November 12, 2013
The historic YE Smith school building in East Durham was not much to look at when Self-Help first acquired it. Having served as the area’s main public school until 1967, when it was replaced by the current YE Smith elementary school, it subsequently housed services for students with disabilities.
It sat vacant for several years, after a proposed apartment project failed to come to fruition. By the time of Self-Help's purchase, it was in need of complete repair.
That repair, however, has been dramatic.
The newly rennovated building, which will now house the relocated Maureen Joy Charter School, has been heralded as a major development for East Durham which, like many inner city areas, suffers from social exclusion, poverty and a lack of investment.
Just as importantly, the project represents the cutting edge of sustainable building renovation. Notable green features include:
- 75% of walls, floors and ceilings maintained
- 50% interior, non-structural materials salvaged
- 83% of construction materials recycled
- 22.5% more airtight air barrier than standard
- Reflective roofing tiles
- Individual room temperature controls
- Rainwater harvesting cisterns
The result, says Self-Help, is healthier, more comfortable buildings; fewer greenhouse gas emissions; and a 30% reduction in energy bills - the equivalent of over $31,000 a year.

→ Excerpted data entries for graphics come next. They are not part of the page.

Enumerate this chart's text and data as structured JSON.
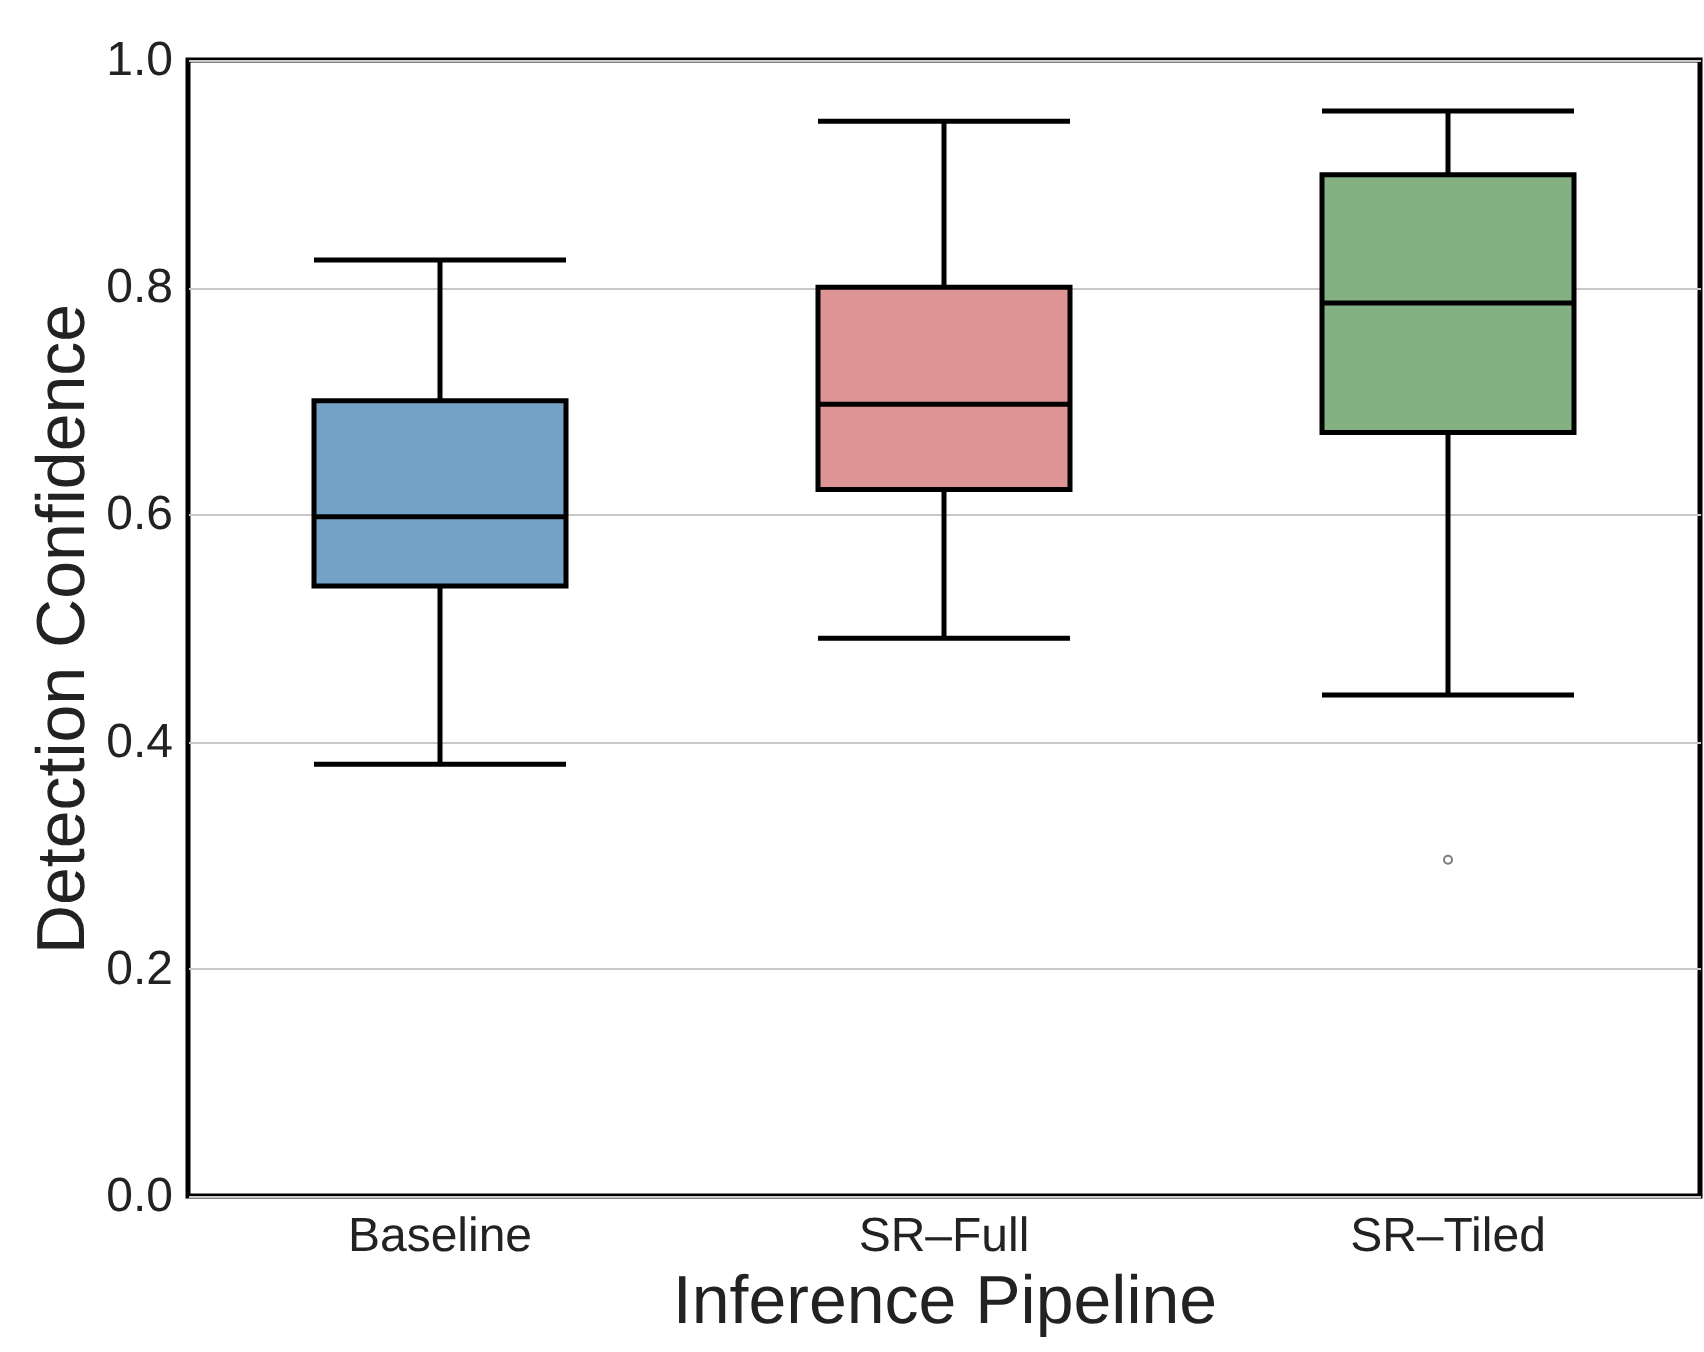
{
  "chart_data": {
    "type": "box",
    "xlabel": "Inference Pipeline",
    "ylabel": "Detection Confidence",
    "categories": [
      "Baseline",
      "SR–Full",
      "SR–Tiled"
    ],
    "colors": [
      "#75a3c8",
      "#dc9494",
      "#84b182"
    ],
    "boxes": [
      {
        "low": 0.38,
        "q1": 0.537,
        "median": 0.598,
        "q3": 0.7,
        "high": 0.824
      },
      {
        "low": 0.491,
        "q1": 0.622,
        "median": 0.697,
        "q3": 0.8,
        "high": 0.946
      },
      {
        "low": 0.441,
        "q1": 0.672,
        "median": 0.786,
        "q3": 0.899,
        "high": 0.955,
        "outliers": [
          0.296
        ]
      }
    ],
    "ylim": [
      0,
      1
    ],
    "yticks": [
      {
        "value": 0,
        "label": "0.0"
      },
      {
        "value": 0.2,
        "label": "0.2"
      },
      {
        "value": 0.4,
        "label": "0.4"
      },
      {
        "value": 0.6,
        "label": "0.6"
      },
      {
        "value": 0.8,
        "label": "0.8"
      },
      {
        "value": 1,
        "label": "1.0"
      }
    ],
    "grid": "y"
  }
}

Each of these green features, of course, also represents a learning opportunity for students. And it's in learning and community buiding that a project like this really comes into its own. Here's how Bill Bell described the significance of the project to The Herald Sun:
“The city has really made an investment in our inner city communities, particularly in East Central Durham,” Bell said. “We know that to have a strong city you have to have strong communities. Now when I come to East Central Durham, I no longer think of it being depressing. It’s rising. It’s really about people and a way of life.”